Ce dernier me fixait, certainement en train de s'exécuter et bientôt il m'engourdira les sens et je m'en sentirai lâchement libérée. Cependant, lui aussi, tout comme sa sœur, fut interrompu dans son élan.

- Ça va aller ! le rassura Démétri, je l'ai à l'œil.

Alec haussa les sourcils, intrigué ; comme si le traqueur venait de se rendre coupable d'un quelconque manquement au protocole. Félix rit dans un souffle, toujours aussi provoquant.

- Vuole avere i favori della signora ! (1) dit-il en me désignant théâtralement, d'un geste qui se voulait certainement flatteur.

Un sourire vint sublimer le visage juvénile d'Alec, au même instant qu'un éclair de compréhension étincela dans ses yeux rouge sang. Le sublime visage de Jane m'apparut lui aussi lorsqu'elle se retourna, une curieuse expression peinte sur ses formidables traits ; semblant quant à elle et contrairement à son jumeau, irritée par le dialogue dont je n'avais rien saisi.

- Occupatevi dei vostri affari ! (2), grogna Démétri d'un ton sec pour leur répondre.

Sa main qui se posa au creux de mon dos, guida mes pas.

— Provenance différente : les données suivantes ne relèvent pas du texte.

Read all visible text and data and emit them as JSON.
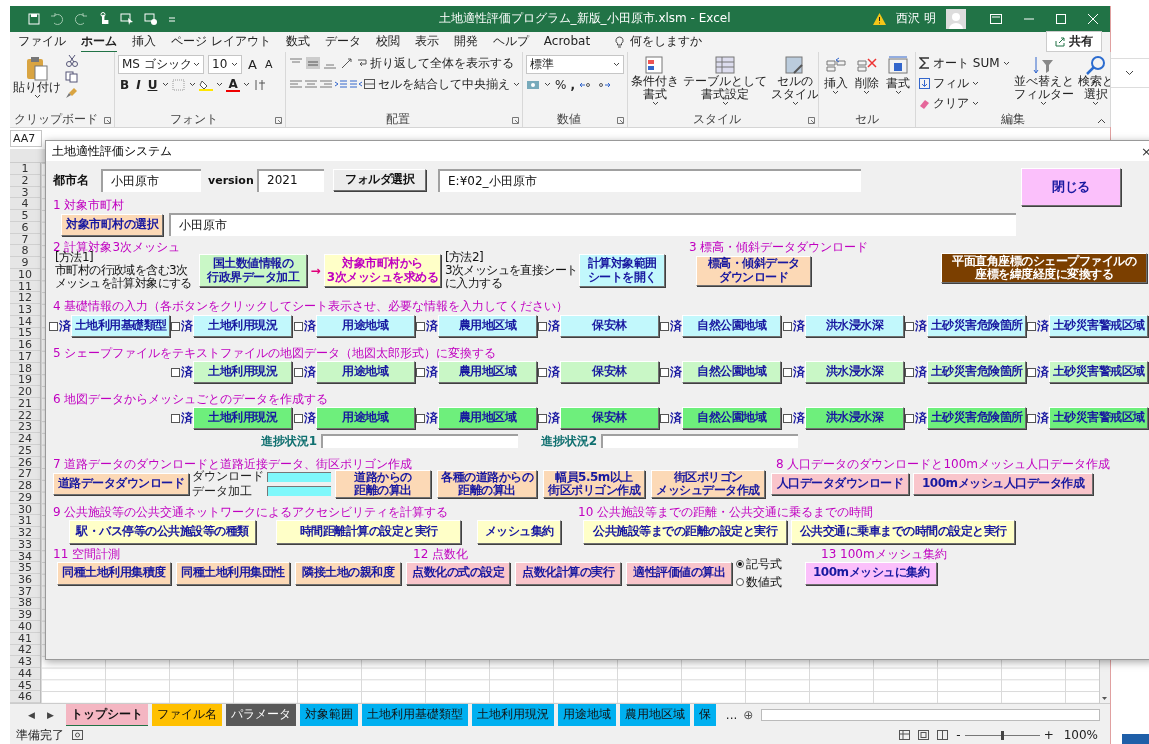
{
  "title_bar": {
    "title": "土地適性評価プログラム_新版_小田原市.xlsm  -  Excel",
    "user": "西沢 明"
  },
  "ribbon_tabs": [
    {
      "label": "ファイル",
      "selected": false
    },
    {
      "label": "ホーム",
      "selected": true
    },
    {
      "label": "挿入",
      "selected": false
    },
    {
      "label": "ページ レイアウト",
      "selected": false
    },
    {
      "label": "数式",
      "selected": false
    },
    {
      "label": "データ",
      "selected": false
    },
    {
      "label": "校閲",
      "selected": false
    },
    {
      "label": "表示",
      "selected": false
    },
    {
      "label": "開発",
      "selected": false
    },
    {
      "label": "ヘルプ",
      "selected": false
    },
    {
      "label": "Acrobat",
      "selected": false
    }
  ],
  "tell_me": "何をしますか",
  "share": "共有",
  "ribbon": {
    "clipboard": {
      "paste": "貼り付け",
      "label": "クリップボード"
    },
    "font": {
      "name": "MS ゴシック",
      "size": "10",
      "grow": "A",
      "shrink": "A",
      "bold": "B",
      "italic": "I",
      "underline": "U",
      "font_color": "A",
      "label": "フォント"
    },
    "alignment": {
      "wrap": "折り返して全体を表示する",
      "merge": "セルを結合して中央揃え",
      "label": "配置"
    },
    "number": {
      "format": "標準",
      "percent": "%",
      "comma": ",",
      "label": "数値"
    },
    "styles": {
      "buttons": [
        [
          "条件付き",
          "書式"
        ],
        [
          "テーブルとして",
          "書式設定"
        ],
        [
          "セルの",
          "スタイル"
        ]
      ],
      "label": "スタイル"
    },
    "cells": {
      "buttons": [
        "挿入",
        "削除",
        "書式"
      ],
      "label": "セル"
    },
    "editing": {
      "autosum": "オート SUM",
      "fill": "フィル",
      "clear": "クリア",
      "buttons": [
        [
          "並べ替えと",
          "フィルター"
        ],
        [
          "検索と",
          "選択"
        ]
      ],
      "label": "編集"
    }
  },
  "name_box": "AA7",
  "row_numbers": [
    "1",
    "2",
    "3",
    "4",
    "5",
    "6",
    "7",
    "8",
    "9",
    "10",
    "11",
    "12",
    "13",
    "14",
    "15",
    "16",
    "17",
    "18",
    "19",
    "20",
    "21",
    "22",
    "23",
    "24",
    "25",
    "26",
    "27",
    "28",
    "29",
    "30",
    "31",
    "32",
    "33",
    "34",
    "35",
    "36",
    "37",
    "38",
    "39",
    "40",
    "41",
    "42",
    "43",
    "44",
    "45",
    "46"
  ],
  "form": {
    "title": "土地適性評価システム",
    "close": "×",
    "city_label": "都市名",
    "city": "小田原市",
    "version_label": "version",
    "version": "2021",
    "folder_button": "フォルダ選択",
    "folder_path": "E:¥02_小田原市",
    "close_button": "閉じる",
    "s1": {
      "heading": "1 対象市町村",
      "button": "対象市町村の選択",
      "value": "小田原市"
    },
    "s2": {
      "heading": "2 計算対象3次メッシュ",
      "method1": [
        "[方法1]",
        "市町村の行政域を含む3次",
        "メッシュを計算対象にする"
      ],
      "button1": [
        "国土数値情報の",
        "行政界データ加工"
      ],
      "arrow": "→",
      "button2": [
        "対象市町村から",
        "3次メッシュを求める"
      ],
      "method2": [
        "[方法2]",
        "3次メッシュを直接シート",
        "に入力する"
      ],
      "button3": [
        "計算対象範囲",
        "シートを開く"
      ]
    },
    "s3": {
      "heading": "3  標高・傾斜データダウンロード",
      "button": [
        "標高・傾斜データ",
        "ダウンロード"
      ]
    },
    "convert_button": [
      "平面直角座標のシェープファイルの",
      "座標を緯度経度に変換する"
    ],
    "s4": {
      "heading": "4 基礎情報の入力（各ボタンをクリックしてシート表示させ、必要な情報を入力してください）",
      "items": [
        {
          "check_label": "済",
          "checked": false,
          "button": "土地利用基礎類型"
        },
        {
          "check_label": "済",
          "checked": false,
          "button": "土地利用現況"
        },
        {
          "check_label": "済",
          "checked": false,
          "button": "用途地域"
        },
        {
          "check_label": "済",
          "checked": false,
          "button": "農用地区域"
        },
        {
          "check_label": "済",
          "checked": false,
          "button": "保安林"
        },
        {
          "check_label": "済",
          "checked": false,
          "button": "自然公園地域"
        },
        {
          "check_label": "済",
          "checked": false,
          "button": "洪水浸水深"
        },
        {
          "check_label": "済",
          "checked": false,
          "button": "土砂災害危険箇所"
        },
        {
          "check_label": "済",
          "checked": false,
          "button": "土砂災害警戒区域"
        }
      ]
    },
    "s5": {
      "heading": "5 シェープファイルをテキストファイルの地図データ（地図太郎形式）に変換する",
      "items": [
        {
          "check_label": "済",
          "checked": false,
          "button": "土地利用現況"
        },
        {
          "check_label": "済",
          "checked": false,
          "button": "用途地域"
        },
        {
          "check_label": "済",
          "checked": false,
          "button": "農用地区域"
        },
        {
          "check_label": "済",
          "checked": false,
          "button": "保安林"
        },
        {
          "check_label": "済",
          "checked": false,
          "button": "自然公園地域"
        },
        {
          "check_label": "済",
          "checked": false,
          "button": "洪水浸水深"
        },
        {
          "check_label": "済",
          "checked": false,
          "button": "土砂災害危険箇所"
        },
        {
          "check_label": "済",
          "checked": false,
          "button": "土砂災害警戒区域"
        }
      ]
    },
    "s6": {
      "heading": "6 地図データからメッシュごとのデータを作成する",
      "items": [
        {
          "check_label": "済",
          "checked": false,
          "button": "土地利用現況"
        },
        {
          "check_label": "済",
          "checked": false,
          "button": "用途地域"
        },
        {
          "check_label": "済",
          "checked": false,
          "button": "農用地区域"
        },
        {
          "check_label": "済",
          "checked": false,
          "button": "保安林"
        },
        {
          "check_label": "済",
          "checked": false,
          "button": "自然公園地域"
        },
        {
          "check_label": "済",
          "checked": false,
          "button": "洪水浸水深"
        },
        {
          "check_label": "済",
          "checked": false,
          "button": "土砂災害危険箇所"
        },
        {
          "check_label": "済",
          "checked": false,
          "button": "土砂災害警戒区域"
        }
      ]
    },
    "progress": [
      {
        "label": "進捗状況1"
      },
      {
        "label": "進捗状況2"
      }
    ],
    "s7": {
      "heading": "7 道路データのダウンロードと道路近接データ、街区ポリゴン作成",
      "download_button": "道路データダウンロード",
      "bars": [
        {
          "label": "ダウンロード",
          "level": 1
        },
        {
          "label": "データ加工",
          "level": 1
        }
      ],
      "buttons": [
        [
          "道路からの",
          "距離の算出"
        ],
        [
          "各種の道路からの",
          "距離の算出"
        ],
        [
          "幅員5.5m以上",
          "街区ポリゴン作成"
        ],
        [
          "街区ポリゴン",
          "メッシュデータ作成"
        ]
      ]
    },
    "s8": {
      "heading": "8 人口データのダウンロードと100mメッシュ人口データ作成",
      "buttons": [
        "人口データダウンロード",
        "100mメッシュ人口データ作成"
      ]
    },
    "s9": {
      "heading": "9 公共施設等の公共交通ネットワークによるアクセシビリティを計算する",
      "buttons": [
        "駅・バス停等の公共施設等の種類",
        "時間距離計算の設定と実行",
        "メッシュ集約"
      ]
    },
    "s10": {
      "heading": "10 公共施設等までの距離・公共交通に乗るまでの時間",
      "buttons": [
        "公共施設等までの距離の設定と実行",
        "公共交通に乗車までの時間の設定と実行"
      ]
    },
    "s11": {
      "heading": "11 空間計測",
      "buttons": [
        "同種土地利用集積度",
        "同種土地利用集団性",
        "隣接土地の親和度"
      ]
    },
    "s12": {
      "heading": "12 点数化",
      "buttons": [
        "点数化の式の設定",
        "点数化計算の実行",
        "適性評価値の算出"
      ],
      "options": [
        {
          "label": "記号式",
          "selected": true
        },
        {
          "label": "数値式",
          "selected": false
        }
      ]
    },
    "s13": {
      "heading": "13 100mメッシュ集約",
      "button": "100mメッシュに集約"
    }
  },
  "sheet_nav": [
    "◀",
    "▶"
  ],
  "sheet_tabs": [
    {
      "label": "トップシート",
      "selected": true,
      "color": "#f4b6c2"
    },
    {
      "label": "ファイル名",
      "selected": false,
      "color": "#ffc000"
    },
    {
      "label": "パラメータ",
      "selected": false,
      "color": "#595959"
    },
    {
      "label": "対象範囲",
      "selected": false,
      "color": "#00b0f0"
    },
    {
      "label": "土地利用基礎類型",
      "selected": false,
      "color": "#00b0f0"
    },
    {
      "label": "土地利用現況",
      "selected": false,
      "color": "#00b0f0"
    },
    {
      "label": "用途地域",
      "selected": false,
      "color": "#00b0f0"
    },
    {
      "label": "農用地区域",
      "selected": false,
      "color": "#00b0f0"
    },
    {
      "label": "保",
      "selected": false,
      "color": "#00b0f0"
    }
  ],
  "more_tabs": "...",
  "add_sheet": "⊕",
  "status": {
    "text": "準備完了",
    "zoom": "100%",
    "zoom_minus": "-",
    "zoom_plus": "+",
    "zoom_slider": {
      "level": 0.5
    }
  }
}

Nous franchîmes donc le seuil des portes doubles, l'unique rempart entre l'orchestrateur de cette comédie et moi. Comme de fidèles chiens de garde, ses disciples m'entourèrent aussitôt, à croire que c'était moi le danger. Et le comité d'accueil était là au complet. J'avais le droit aux trois frères. La voix familière d'Edward qui raisonna au plus profond de moi, vint me rappeler la raison de tout cela ; la dangereuse soif de puissance d'un fou furieux. «Ils y sont reçus, bien sur, m'avait-il appris il y'a un temps. Très bien reçus même. Parfois, par Aro en personne... » Quel privilège ! Ironisai-je, Devais-je en être honorée ?!

Quand la main de Démétri quitta mon dos, lorsque je me retrouvai isolée au milieu de la pièce circulaire, offerte à la curiosité de tous, je fus stupéfaite de constater à quel point on pouvait se sentir seule au monde. Et ces regards autour de moi, sur moi, me donnèrent le tournis, la nausée.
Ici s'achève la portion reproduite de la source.